Dr Thomas Henry Braim was vicar of St Michael’s Church here in Ilsington (my home village) from 1875 to 1879. He had graduated from St John’s, Cambridge in 1835 and accepted a post in, what was then, Van Deiman’s Land – subsequently Tasmania. On his way out the ship called at Tristan da Cunha to get fresh supplies of “pigs, poultry, eggs, vegetables and milk”. Dr Braim went ashore with the Captain and some of the crew and were met by Governor Glass and his wife and where he met the school master who also acted as Chaplain who gratefully accepted fresh sermons from the young graduate! Whilst there, the ship came adrift and nearly smashed on the rocks – getting so close that “you could have thrown a biscuit onto land!” 

Twelve years later, by coincidence, Dr Braim was in Sydney and invited to a dinner to celebrate the arrival of a yacht on a cruise from England. In conversation he discovered that they, too, had stopped off at Tristan da Cunha and this happened to be the day that Governor Glass’ wife had given birth to a daughter. In the celebrations that followed that included a thanksgiving service, a very well-thumbed book of sermons appeared – those written by the young Cambridge graduate and gifted years before! 

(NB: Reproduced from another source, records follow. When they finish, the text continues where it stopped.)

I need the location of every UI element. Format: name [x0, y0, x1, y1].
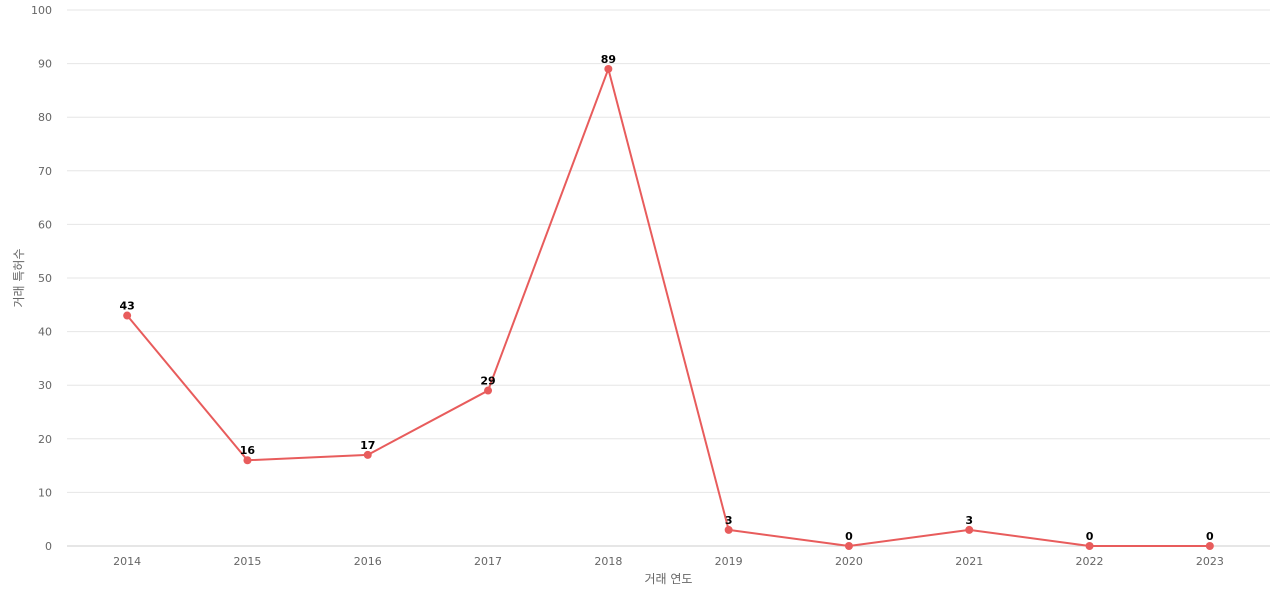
data-label: 0: [1206, 530, 1214, 543]
data-point[interactable]: [604, 65, 612, 73]
x-axis-ticks: 2014 2015 2016 2017 2018 2019 2020 2021 2022 2023: [113, 555, 1224, 568]
data-point[interactable]: [364, 451, 372, 459]
x-tick-label: 2018: [594, 555, 622, 568]
x-tick-label: 2019: [715, 555, 743, 568]
gridlines: [67, 10, 1270, 492]
data-label: 17: [360, 439, 375, 452]
data-point[interactable]: [1086, 542, 1094, 550]
y-tick-label: 60: [38, 218, 52, 231]
data-labels: 43 16 17 29 89 3 0 3 0 0: [119, 53, 1214, 543]
x-tick-label: 2016: [354, 555, 382, 568]
y-tick-label: 50: [38, 272, 52, 285]
data-label: 29: [480, 375, 495, 388]
series-line: [127, 69, 1210, 546]
y-tick-label: 80: [38, 111, 52, 124]
x-tick-label: 2014: [113, 555, 141, 568]
y-tick-label: 100: [31, 4, 52, 17]
y-tick-label: 90: [38, 58, 52, 71]
data-label: 3: [725, 514, 733, 527]
data-point[interactable]: [123, 312, 131, 320]
y-axis-title: 거래 특허수: [12, 248, 26, 307]
data-point[interactable]: [1206, 542, 1214, 550]
data-label: 0: [1086, 530, 1094, 543]
x-tick-label: 2021: [955, 555, 983, 568]
y-tick-label: 40: [38, 326, 52, 339]
y-tick-label: 10: [38, 486, 52, 499]
data-point[interactable]: [484, 387, 492, 395]
y-axis-ticks: 0 10 20 30 40 50 60 70 80 90 100: [31, 4, 52, 553]
y-tick-label: 20: [38, 433, 52, 446]
series-group: [123, 65, 1214, 550]
x-tick-label: 2022: [1076, 555, 1104, 568]
data-label: 0: [845, 530, 853, 543]
data-point[interactable]: [725, 526, 733, 534]
data-point[interactable]: [965, 526, 973, 534]
data-label: 89: [601, 53, 616, 66]
data-label: 43: [119, 300, 134, 313]
x-tick-label: 2020: [835, 555, 863, 568]
x-axis-title: 거래 연도: [645, 572, 693, 586]
x-tick-label: 2015: [233, 555, 261, 568]
data-label: 3: [965, 514, 973, 527]
data-label: 16: [240, 444, 256, 457]
data-point[interactable]: [243, 456, 251, 464]
x-tick-label: 2017: [474, 555, 502, 568]
y-tick-label: 70: [38, 165, 52, 178]
y-tick-label: 0: [45, 540, 52, 553]
y-tick-label: 30: [38, 379, 52, 392]
data-point[interactable]: [845, 542, 853, 550]
x-tick-label: 2023: [1196, 555, 1224, 568]
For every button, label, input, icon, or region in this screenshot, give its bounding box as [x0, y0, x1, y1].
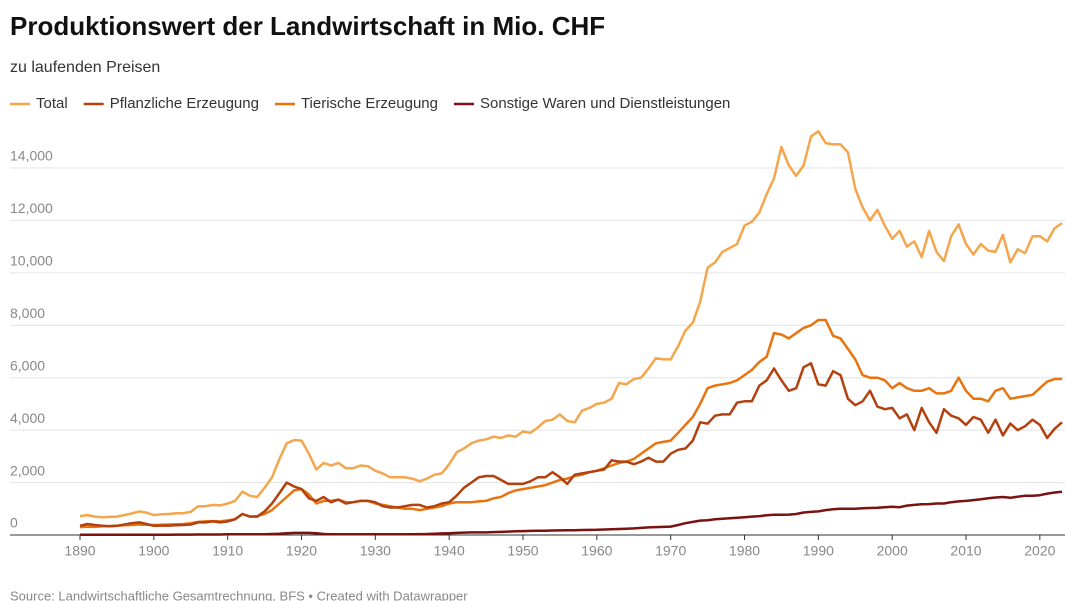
- y-tick-label: 10,000: [10, 253, 53, 269]
- y-tick-label: 0: [10, 515, 18, 531]
- series-line: [79, 318, 1062, 529]
- series-line: [80, 490, 1063, 536]
- x-tick-label: 1930: [360, 543, 391, 559]
- chart-subtitle: zu laufenden Preisen: [10, 59, 160, 76]
- legend-label: Pflanzliche Erzeugung: [110, 95, 259, 112]
- x-tick-label: 1910: [212, 543, 243, 559]
- y-tick-label: 2,000: [10, 462, 45, 478]
- y-tick-label: 8,000: [10, 305, 45, 321]
- x-tick-label: 1890: [64, 543, 95, 559]
- x-tick-label: 1920: [286, 543, 317, 559]
- source: Source: Landwirtschaftliche Gesamtrechnu…: [10, 588, 468, 601]
- x-tick-label: 1940: [434, 543, 465, 559]
- x-tick-label: 1900: [138, 543, 169, 559]
- series-line: [79, 362, 1063, 528]
- series-line: [79, 130, 1063, 519]
- chart-title: Produktionswert der Landwirtschaft in Mi…: [10, 11, 605, 41]
- x-tick-label: 2020: [1024, 543, 1055, 559]
- x-tick-label: 1950: [507, 543, 538, 559]
- y-tick-label: 4,000: [10, 410, 45, 426]
- x-tick-label: 1970: [655, 543, 686, 559]
- legend-label: Sonstige Waren und Dienstleistungen: [480, 95, 730, 112]
- x-tick-label: 2000: [877, 543, 908, 559]
- x-tick-label: 1960: [581, 543, 612, 559]
- y-tick-label: 6,000: [10, 357, 45, 373]
- y-tick-label: 12,000: [10, 200, 53, 216]
- legend-label: Tierische Erzeugung: [301, 95, 438, 112]
- legend-label: Total: [36, 95, 68, 112]
- y-tick-label: 14,000: [10, 148, 53, 164]
- x-tick-label: 1990: [803, 543, 834, 559]
- x-tick-label: 2010: [950, 543, 981, 559]
- x-tick-label: 1980: [729, 543, 760, 559]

Dr Braim and his growing family spent over 30 years “in the colonies of Australia”, where he built a church and school in Port Fairy, Victoria.  

The next coincidence is that UK Sire Services exported semen from Angus, Hereford, Red Poll (progeny of which is pictured in the Blog listing) and Welsh Black bulls to the island in 2016 and we will be working with them again soon I hope. The Angus bull, Gear Blue Moon was bred by good friend Mark Pilcher of Zennor in Cornwall. Mark is a son of the famous author Rosamunde Pilcher. 

Dr Braim is my great, great grandfather.